1
votes

I'm currently using Data Factory V1.

I have a pipeline with 2 chained activities:

. The first activity is a Copy Activity that extracts a table from SQLDB into a .tsv file in Data Lake Store

. The second activity is a Data Lake Analytics U-SQL activity that collects the data in the previously created .tsv file and adds it to an existing table in Data Lake database.

Obviously, I only want the second activity to run after the first activity so I used the output dataset from the first activity as the input data to the second activity and it works fine.

But, if the first activity fails, the second activity will be stuck at the state "Waiting: Dataset dependencies (The upstream dependencies are not ready)".

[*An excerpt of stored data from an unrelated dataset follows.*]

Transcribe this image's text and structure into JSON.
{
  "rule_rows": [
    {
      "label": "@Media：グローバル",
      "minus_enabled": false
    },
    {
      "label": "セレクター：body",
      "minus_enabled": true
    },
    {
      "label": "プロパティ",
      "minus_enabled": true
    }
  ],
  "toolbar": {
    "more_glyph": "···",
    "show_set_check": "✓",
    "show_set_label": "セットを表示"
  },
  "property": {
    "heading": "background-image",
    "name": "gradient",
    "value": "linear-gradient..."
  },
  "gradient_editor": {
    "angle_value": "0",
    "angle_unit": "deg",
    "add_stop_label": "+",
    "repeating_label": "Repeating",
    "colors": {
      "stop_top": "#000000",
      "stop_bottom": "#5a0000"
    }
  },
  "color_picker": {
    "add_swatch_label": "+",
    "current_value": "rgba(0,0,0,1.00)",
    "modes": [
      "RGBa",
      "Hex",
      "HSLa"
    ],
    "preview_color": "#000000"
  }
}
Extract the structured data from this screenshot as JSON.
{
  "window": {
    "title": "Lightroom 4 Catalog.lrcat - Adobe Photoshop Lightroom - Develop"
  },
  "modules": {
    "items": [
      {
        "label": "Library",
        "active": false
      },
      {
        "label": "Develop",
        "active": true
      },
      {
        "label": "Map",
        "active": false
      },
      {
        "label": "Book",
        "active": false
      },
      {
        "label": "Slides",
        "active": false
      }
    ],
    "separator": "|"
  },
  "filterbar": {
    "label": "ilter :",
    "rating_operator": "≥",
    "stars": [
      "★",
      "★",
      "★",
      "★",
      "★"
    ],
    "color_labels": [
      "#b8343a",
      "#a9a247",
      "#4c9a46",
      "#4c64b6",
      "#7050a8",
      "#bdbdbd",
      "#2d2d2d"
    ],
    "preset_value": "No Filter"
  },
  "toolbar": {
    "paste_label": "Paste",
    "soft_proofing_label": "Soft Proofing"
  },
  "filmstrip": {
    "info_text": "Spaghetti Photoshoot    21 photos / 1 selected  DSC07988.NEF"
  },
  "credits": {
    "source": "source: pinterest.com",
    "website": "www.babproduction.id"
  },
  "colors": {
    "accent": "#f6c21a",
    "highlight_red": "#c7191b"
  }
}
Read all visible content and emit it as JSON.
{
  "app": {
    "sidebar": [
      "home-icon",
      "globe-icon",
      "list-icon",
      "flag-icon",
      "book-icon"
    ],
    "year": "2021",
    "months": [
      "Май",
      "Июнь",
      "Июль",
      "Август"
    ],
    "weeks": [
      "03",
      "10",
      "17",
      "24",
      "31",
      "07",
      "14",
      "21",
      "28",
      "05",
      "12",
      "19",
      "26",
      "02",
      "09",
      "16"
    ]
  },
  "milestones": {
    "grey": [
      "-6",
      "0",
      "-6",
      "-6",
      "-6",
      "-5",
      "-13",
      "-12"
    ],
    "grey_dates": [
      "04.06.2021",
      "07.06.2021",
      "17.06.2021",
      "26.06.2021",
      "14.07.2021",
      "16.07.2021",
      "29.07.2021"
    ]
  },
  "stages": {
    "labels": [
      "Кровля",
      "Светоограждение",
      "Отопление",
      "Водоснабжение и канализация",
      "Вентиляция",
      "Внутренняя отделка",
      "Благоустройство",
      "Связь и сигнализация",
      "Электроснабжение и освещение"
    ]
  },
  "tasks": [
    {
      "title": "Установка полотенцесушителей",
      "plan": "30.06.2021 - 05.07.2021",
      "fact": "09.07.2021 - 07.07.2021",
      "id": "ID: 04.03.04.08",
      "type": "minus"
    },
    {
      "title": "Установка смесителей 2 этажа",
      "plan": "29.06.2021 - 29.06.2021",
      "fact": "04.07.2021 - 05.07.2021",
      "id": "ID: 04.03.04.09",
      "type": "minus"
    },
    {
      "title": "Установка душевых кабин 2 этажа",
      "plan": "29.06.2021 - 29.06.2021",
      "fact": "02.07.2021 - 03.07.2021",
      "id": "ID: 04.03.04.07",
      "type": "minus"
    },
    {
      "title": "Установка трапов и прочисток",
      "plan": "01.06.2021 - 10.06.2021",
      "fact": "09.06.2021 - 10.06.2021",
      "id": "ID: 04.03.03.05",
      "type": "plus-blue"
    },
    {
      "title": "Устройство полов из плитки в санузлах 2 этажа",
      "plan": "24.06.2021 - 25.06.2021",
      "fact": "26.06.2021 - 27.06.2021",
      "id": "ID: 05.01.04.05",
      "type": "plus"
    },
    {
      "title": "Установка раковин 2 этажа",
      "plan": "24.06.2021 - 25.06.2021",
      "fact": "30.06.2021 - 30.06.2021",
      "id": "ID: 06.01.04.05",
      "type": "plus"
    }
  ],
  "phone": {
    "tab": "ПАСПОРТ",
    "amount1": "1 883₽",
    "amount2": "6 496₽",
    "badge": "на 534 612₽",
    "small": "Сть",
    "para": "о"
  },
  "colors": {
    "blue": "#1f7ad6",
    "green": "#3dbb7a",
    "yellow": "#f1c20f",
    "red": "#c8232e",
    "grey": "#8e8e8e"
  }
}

I have the policy->timeout property set for the second activity but it only seems to work after this activity has started. So, since the activity never starts, it doesn't timeout and it stays stuck.

How can I set a timeout for this "waiting" period?

Thank you

1

1 Answers

0
votes

That is how v1 works. If your upstream dataset fails, the second will stay in the waiting state until the first dataset has completed successfully.

If you are using a schedule, you would want to fix the problem with the first activity and run the failed slice again. If you're working with a one-time pipeline, you have to run the whole pipeline again after fixing the problem.

The timeout only works when the processing actually starts, as is written in de Data Factory documentation.

If the data processing time on a slice exceeds the timeout value, it is canceled, and the system attempts to retry the processing. The number of retries depends on the retry property. When timeout occurs, the status is set to TimedOut.